Zo'or had not cared where Liam was buried. He had lost his prize implant and was still in a foul mood. Sandoval wondered if the Synod leader would try to clone him or use his DNA for some nefarious purpose, so Sandoval had Liam cremated. It seemed right, his own family used that method of burial. Sandoval then had the rosewood box with his child's ashes buried next to Siohban.

Sandoval hoped Liam and Siobhan were in paradise together. He was not particularly certain as to his own religious beliefs, but he did believe that there was more to living than mere physical reality. He had to believe that: His mother, Dee-dee, Siobhan, Isabel, and Liam were all taken from him.

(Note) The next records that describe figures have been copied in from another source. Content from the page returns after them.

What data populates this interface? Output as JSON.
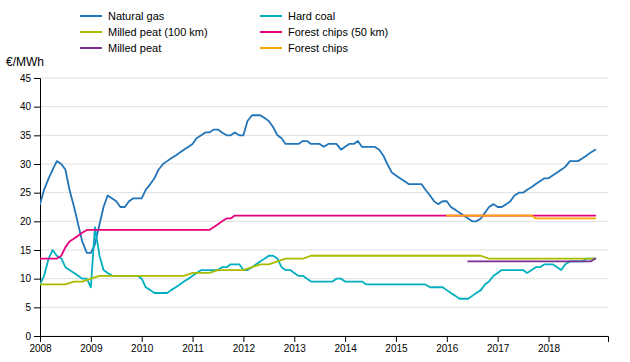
{
  "chart_data": {
    "type": "line",
    "y_label": "€/MWh",
    "xlim": [
      2008.0,
      2019.17
    ],
    "xticks": [
      2008,
      2009,
      2010,
      2011,
      2012,
      2013,
      2014,
      2015,
      2016,
      2017,
      2018
    ],
    "ylim": [
      0,
      45
    ],
    "yticks": [
      0,
      5,
      10,
      15,
      20,
      25,
      30,
      35,
      40,
      45
    ],
    "grid": "y",
    "legend": "top",
    "series": [
      {
        "name": "Natural gas",
        "color": "#2175B8",
        "x": [
          2008.0,
          2008.08,
          2008.17,
          2008.25,
          2008.33,
          2008.42,
          2008.5,
          2008.58,
          2008.67,
          2008.75,
          2008.83,
          2008.92,
          2009.0,
          2009.08,
          2009.17,
          2009.25,
          2009.33,
          2009.42,
          2009.5,
          2009.58,
          2009.67,
          2009.75,
          2009.83,
          2009.92,
          2010.0,
          2010.08,
          2010.17,
          2010.25,
          2010.33,
          2010.42,
          2010.5,
          2010.58,
          2010.67,
          2010.75,
          2010.83,
          2010.92,
          2011.0,
          2011.08,
          2011.17,
          2011.25,
          2011.33,
          2011.42,
          2011.5,
          2011.58,
          2011.67,
          2011.75,
          2011.83,
          2011.92,
          2012.0,
          2012.08,
          2012.17,
          2012.25,
          2012.33,
          2012.42,
          2012.5,
          2012.58,
          2012.67,
          2012.75,
          2012.83,
          2012.92,
          2013.0,
          2013.08,
          2013.17,
          2013.25,
          2013.33,
          2013.42,
          2013.5,
          2013.58,
          2013.67,
          2013.75,
          2013.83,
          2013.92,
          2014.0,
          2014.08,
          2014.17,
          2014.25,
          2014.33,
          2014.42,
          2014.5,
          2014.58,
          2014.67,
          2014.75,
          2014.83,
          2014.92,
          2015.0,
          2015.08,
          2015.17,
          2015.25,
          2015.33,
          2015.42,
          2015.5,
          2015.58,
          2015.67,
          2015.75,
          2015.83,
          2015.92,
          2016.0,
          2016.08,
          2016.17,
          2016.25,
          2016.33,
          2016.42,
          2016.5,
          2016.58,
          2016.67,
          2016.75,
          2016.83,
          2016.92,
          2017.0,
          2017.08,
          2017.17,
          2017.25,
          2017.33,
          2017.42,
          2017.5,
          2017.58,
          2017.67,
          2017.75,
          2017.83,
          2017.92,
          2018.0,
          2018.08,
          2018.17,
          2018.25,
          2018.33,
          2018.42,
          2018.5,
          2018.58,
          2018.67,
          2018.75,
          2018.83,
          2018.92
        ],
        "values": [
          23.0,
          25.5,
          27.5,
          29.0,
          30.5,
          30.0,
          29.0,
          25.5,
          22.5,
          19.5,
          16.5,
          14.5,
          14.5,
          16.0,
          19.5,
          22.5,
          24.5,
          24.0,
          23.5,
          22.5,
          22.5,
          23.5,
          24.0,
          24.0,
          24.0,
          25.5,
          26.5,
          27.5,
          29.0,
          30.0,
          30.5,
          31.0,
          31.5,
          32.0,
          32.5,
          33.0,
          33.5,
          34.5,
          35.0,
          35.5,
          35.5,
          36.0,
          36.0,
          35.5,
          35.0,
          35.0,
          35.5,
          35.0,
          35.0,
          37.5,
          38.5,
          38.5,
          38.5,
          38.0,
          37.5,
          36.5,
          35.0,
          34.5,
          33.5,
          33.5,
          33.5,
          33.5,
          34.0,
          34.0,
          33.5,
          33.5,
          33.5,
          33.0,
          33.5,
          33.5,
          33.5,
          32.5,
          33.0,
          33.5,
          33.5,
          34.0,
          33.0,
          33.0,
          33.0,
          33.0,
          32.5,
          31.5,
          30.0,
          28.5,
          28.0,
          27.5,
          27.0,
          26.5,
          26.5,
          26.5,
          26.5,
          25.5,
          24.5,
          23.5,
          23.0,
          23.5,
          23.5,
          22.5,
          22.0,
          21.5,
          21.0,
          20.5,
          20.0,
          20.0,
          20.5,
          21.5,
          22.5,
          23.0,
          22.5,
          22.5,
          23.0,
          23.5,
          24.5,
          25.0,
          25.0,
          25.5,
          26.0,
          26.5,
          27.0,
          27.5,
          27.5,
          28.0,
          28.5,
          29.0,
          29.5,
          30.5,
          30.5,
          30.5,
          31.0,
          31.5,
          32.0,
          32.5
        ]
      },
      {
        "name": "Hard coal",
        "color": "#00B0C0",
        "x": [
          2008.0,
          2008.08,
          2008.17,
          2008.25,
          2008.33,
          2008.42,
          2008.5,
          2008.58,
          2008.67,
          2008.75,
          2008.83,
          2008.92,
          2009.0,
          2009.08,
          2009.17,
          2009.25,
          2009.33,
          2009.42,
          2009.5,
          2009.58,
          2009.67,
          2009.75,
          2009.83,
          2009.92,
          2010.0,
          2010.08,
          2010.17,
          2010.25,
          2010.33,
          2010.42,
          2010.5,
          2010.58,
          2010.67,
          2010.75,
          2010.83,
          2010.92,
          2011.0,
          2011.08,
          2011.17,
          2011.25,
          2011.33,
          2011.42,
          2011.5,
          2011.58,
          2011.67,
          2011.75,
          2011.83,
          2011.92,
          2012.0,
          2012.08,
          2012.17,
          2012.25,
          2012.33,
          2012.42,
          2012.5,
          2012.58,
          2012.67,
          2012.75,
          2012.83,
          2012.92,
          2013.0,
          2013.08,
          2013.17,
          2013.25,
          2013.33,
          2013.42,
          2013.5,
          2013.58,
          2013.67,
          2013.75,
          2013.83,
          2013.92,
          2014.0,
          2014.08,
          2014.17,
          2014.25,
          2014.33,
          2014.42,
          2014.5,
          2014.58,
          2014.67,
          2014.75,
          2014.83,
          2014.92,
          2015.0,
          2015.08,
          2015.17,
          2015.25,
          2015.33,
          2015.42,
          2015.5,
          2015.58,
          2015.67,
          2015.75,
          2015.83,
          2015.92,
          2016.0,
          2016.08,
          2016.17,
          2016.25,
          2016.33,
          2016.42,
          2016.5,
          2016.58,
          2016.67,
          2016.75,
          2016.83,
          2016.92,
          2017.0,
          2017.08,
          2017.17,
          2017.25,
          2017.33,
          2017.42,
          2017.5,
          2017.58,
          2017.67,
          2017.75,
          2017.83,
          2017.92,
          2018.0,
          2018.08,
          2018.17,
          2018.25,
          2018.33,
          2018.42,
          2018.5,
          2018.58,
          2018.67,
          2018.75,
          2018.83,
          2018.92
        ],
        "values": [
          9.0,
          10.5,
          13.5,
          15.0,
          14.0,
          13.5,
          12.0,
          11.5,
          11.0,
          10.5,
          10.0,
          10.0,
          8.5,
          19.0,
          14.0,
          11.5,
          11.0,
          10.5,
          10.5,
          10.5,
          10.5,
          10.5,
          10.5,
          10.5,
          10.0,
          8.5,
          8.0,
          7.5,
          7.5,
          7.5,
          7.5,
          8.0,
          8.5,
          9.0,
          9.5,
          10.0,
          10.5,
          11.0,
          11.5,
          11.5,
          11.5,
          11.5,
          11.5,
          12.0,
          12.0,
          12.5,
          12.5,
          12.5,
          11.5,
          11.5,
          12.0,
          12.5,
          13.0,
          13.5,
          14.0,
          14.0,
          13.5,
          12.0,
          11.5,
          11.5,
          11.0,
          10.5,
          10.5,
          10.0,
          9.5,
          9.5,
          9.5,
          9.5,
          9.5,
          9.5,
          10.0,
          10.0,
          9.5,
          9.5,
          9.5,
          9.5,
          9.5,
          9.0,
          9.0,
          9.0,
          9.0,
          9.0,
          9.0,
          9.0,
          9.0,
          9.0,
          9.0,
          9.0,
          9.0,
          9.0,
          9.0,
          9.0,
          8.5,
          8.5,
          8.5,
          8.5,
          8.0,
          7.5,
          7.0,
          6.5,
          6.5,
          6.5,
          7.0,
          7.5,
          8.0,
          9.0,
          9.5,
          10.5,
          11.0,
          11.5,
          11.5,
          11.5,
          11.5,
          11.5,
          11.5,
          11.0,
          11.5,
          12.0,
          12.0,
          12.5,
          12.5,
          12.5,
          12.0,
          11.5,
          12.5,
          13.0,
          13.0,
          13.0,
          13.0,
          13.5,
          13.5,
          13.5
        ]
      },
      {
        "name": "Milled peat (100 km)",
        "color": "#AABB00",
        "x": [
          2008.0,
          2008.17,
          2008.33,
          2008.5,
          2008.67,
          2008.83,
          2009.0,
          2009.17,
          2009.33,
          2009.5,
          2009.67,
          2009.83,
          2010.0,
          2010.17,
          2010.33,
          2010.5,
          2010.67,
          2010.83,
          2011.0,
          2011.17,
          2011.33,
          2011.5,
          2011.67,
          2011.83,
          2012.0,
          2012.17,
          2012.33,
          2012.5,
          2012.67,
          2012.83,
          2013.0,
          2013.17,
          2013.33,
          2013.5,
          2013.67,
          2013.83,
          2014.0,
          2014.17,
          2014.33,
          2014.5,
          2014.67,
          2014.83,
          2015.0,
          2015.17,
          2015.33,
          2015.5,
          2015.67,
          2015.83,
          2016.0,
          2016.17,
          2016.33,
          2016.5,
          2016.67,
          2016.83,
          2017.0,
          2017.17,
          2017.33,
          2017.5,
          2017.67,
          2017.83,
          2018.0,
          2018.17,
          2018.33,
          2018.5,
          2018.67,
          2018.83,
          2018.92
        ],
        "values": [
          9.0,
          9.0,
          9.0,
          9.0,
          9.5,
          9.5,
          10.0,
          10.5,
          10.5,
          10.5,
          10.5,
          10.5,
          10.5,
          10.5,
          10.5,
          10.5,
          10.5,
          10.5,
          11.0,
          11.0,
          11.0,
          11.5,
          11.5,
          11.5,
          11.5,
          12.0,
          12.5,
          12.5,
          13.0,
          13.5,
          13.5,
          13.5,
          14.0,
          14.0,
          14.0,
          14.0,
          14.0,
          14.0,
          14.0,
          14.0,
          14.0,
          14.0,
          14.0,
          14.0,
          14.0,
          14.0,
          14.0,
          14.0,
          14.0,
          14.0,
          14.0,
          14.0,
          14.0,
          13.5,
          13.5,
          13.5,
          13.5,
          13.5,
          13.5,
          13.5,
          13.5,
          13.5,
          13.5,
          13.5,
          13.5,
          13.5,
          13.5
        ]
      },
      {
        "name": "Forest chips (50 km)",
        "color": "#E8007A",
        "x": [
          2008.0,
          2008.08,
          2008.17,
          2008.25,
          2008.33,
          2008.42,
          2008.5,
          2008.58,
          2008.67,
          2008.75,
          2008.83,
          2008.92,
          2009.0,
          2009.08,
          2009.17,
          2009.25,
          2009.33,
          2009.42,
          2009.5,
          2009.58,
          2009.67,
          2009.75,
          2009.83,
          2009.92,
          2010.0,
          2010.08,
          2010.17,
          2010.25,
          2010.33,
          2010.42,
          2010.5,
          2010.58,
          2010.67,
          2010.75,
          2010.83,
          2010.92,
          2011.0,
          2011.08,
          2011.17,
          2011.25,
          2011.33,
          2011.42,
          2011.5,
          2011.58,
          2011.67,
          2011.75,
          2011.83,
          2011.92,
          2012.0,
          2012.08,
          2012.17,
          2012.25,
          2012.33,
          2012.42,
          2012.5,
          2012.58,
          2012.67,
          2012.75,
          2012.83,
          2012.92,
          2013.0,
          2013.08,
          2013.17,
          2013.25,
          2013.33,
          2013.42,
          2013.5,
          2013.58,
          2013.67,
          2013.75,
          2013.83,
          2013.92,
          2014.0,
          2014.08,
          2014.17,
          2014.25,
          2014.33,
          2014.42,
          2014.5,
          2014.58,
          2014.67,
          2014.75,
          2014.83,
          2014.92,
          2015.0,
          2015.08,
          2015.17,
          2015.25,
          2015.33,
          2015.42,
          2015.5,
          2015.58,
          2015.67,
          2015.75,
          2015.83,
          2015.92,
          2016.0,
          2016.08,
          2016.17,
          2016.25,
          2016.33,
          2016.42,
          2016.5,
          2016.58,
          2016.67,
          2016.75,
          2016.83,
          2016.92,
          2017.0,
          2017.08,
          2017.17,
          2017.25,
          2017.33,
          2017.42,
          2017.5,
          2017.58,
          2017.67,
          2017.75,
          2017.83,
          2017.92,
          2018.0,
          2018.08,
          2018.17,
          2018.25,
          2018.33,
          2018.42,
          2018.5,
          2018.58,
          2018.67,
          2018.75,
          2018.83,
          2018.92
        ],
        "values": [
          13.5,
          13.5,
          13.5,
          13.5,
          13.5,
          14.0,
          15.5,
          16.5,
          17.0,
          17.5,
          18.0,
          18.5,
          18.5,
          18.5,
          18.5,
          18.5,
          18.5,
          18.5,
          18.5,
          18.5,
          18.5,
          18.5,
          18.5,
          18.5,
          18.5,
          18.5,
          18.5,
          18.5,
          18.5,
          18.5,
          18.5,
          18.5,
          18.5,
          18.5,
          18.5,
          18.5,
          18.5,
          18.5,
          18.5,
          18.5,
          18.5,
          19.0,
          19.5,
          20.0,
          20.5,
          20.5,
          21.0,
          21.0,
          21.0,
          21.0,
          21.0,
          21.0,
          21.0,
          21.0,
          21.0,
          21.0,
          21.0,
          21.0,
          21.0,
          21.0,
          21.0,
          21.0,
          21.0,
          21.0,
          21.0,
          21.0,
          21.0,
          21.0,
          21.0,
          21.0,
          21.0,
          21.0,
          21.0,
          21.0,
          21.0,
          21.0,
          21.0,
          21.0,
          21.0,
          21.0,
          21.0,
          21.0,
          21.0,
          21.0,
          21.0,
          21.0,
          21.0,
          21.0,
          21.0,
          21.0,
          21.0,
          21.0,
          21.0,
          21.0,
          21.0,
          21.0,
          21.0,
          21.0,
          21.0,
          21.0,
          21.0,
          21.0,
          21.0,
          21.0,
          21.0,
          21.0,
          21.0,
          21.0,
          21.0,
          21.0,
          21.0,
          21.0,
          21.0,
          21.0,
          21.0,
          21.0,
          21.0,
          21.0,
          21.0,
          21.0,
          21.0,
          21.0,
          21.0,
          21.0,
          21.0,
          21.0,
          21.0,
          21.0,
          21.0,
          21.0,
          21.0,
          21.0
        ]
      },
      {
        "name": "Milled peat",
        "color": "#7B2D8B",
        "x": [
          2016.42,
          2016.5,
          2016.58,
          2016.67,
          2016.75,
          2016.83,
          2016.92,
          2017.0,
          2017.08,
          2017.17,
          2017.25,
          2017.33,
          2017.42,
          2017.5,
          2017.58,
          2017.67,
          2017.75,
          2017.83,
          2017.92,
          2018.0,
          2018.08,
          2018.17,
          2018.25,
          2018.33,
          2018.42,
          2018.5,
          2018.58,
          2018.67,
          2018.75,
          2018.83,
          2018.92
        ],
        "values": [
          13.0,
          13.0,
          13.0,
          13.0,
          13.0,
          13.0,
          13.0,
          13.0,
          13.0,
          13.0,
          13.0,
          13.0,
          13.0,
          13.0,
          13.0,
          13.0,
          13.0,
          13.0,
          13.0,
          13.0,
          13.0,
          13.0,
          13.0,
          13.0,
          13.0,
          13.0,
          13.0,
          13.0,
          13.0,
          13.0,
          13.5
        ]
      },
      {
        "name": "Forest chips",
        "color": "#FFA500",
        "x": [
          2016.0,
          2016.08,
          2016.17,
          2016.25,
          2016.33,
          2016.42,
          2016.5,
          2016.58,
          2016.67,
          2016.75,
          2016.83,
          2016.92,
          2017.0,
          2017.08,
          2017.17,
          2017.25,
          2017.33,
          2017.42,
          2017.5,
          2017.58,
          2017.67,
          2017.75,
          2017.83,
          2017.92,
          2018.0,
          2018.08,
          2018.17,
          2018.25,
          2018.33,
          2018.42,
          2018.5,
          2018.58,
          2018.67,
          2018.75,
          2018.83,
          2018.92
        ],
        "values": [
          21.0,
          21.0,
          21.0,
          21.0,
          21.0,
          21.0,
          21.0,
          21.0,
          21.0,
          21.0,
          21.0,
          21.0,
          21.0,
          21.0,
          21.0,
          21.0,
          21.0,
          21.0,
          21.0,
          21.0,
          21.0,
          20.5,
          20.5,
          20.5,
          20.5,
          20.5,
          20.5,
          20.5,
          20.5,
          20.5,
          20.5,
          20.5,
          20.5,
          20.5,
          20.5,
          20.5
        ]
      }
    ]
  }
}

He hoped he could redeem himself enough to apologize to them in the next world.

"To-marrow, and to-marrow, and to-marrow,

Creeps in this petty pace from day to day,

to the last syllable of recorded time;

And all our yesterdays have lighted fools

The way to dusty death. Out, out, brief candle!

Life's but a walking shadow; a poor player,

That struts and frets his hour upon the stage,

And then is heard no more: it is a tale

told by an idiot, full of sound and fury,

Signifying nothing."

-(c)From MacBeth by William Shakespeare. Act V, Scene IV.

The above passage is MacBeth's words after being informed of his wife's death even as his world crumbles around him.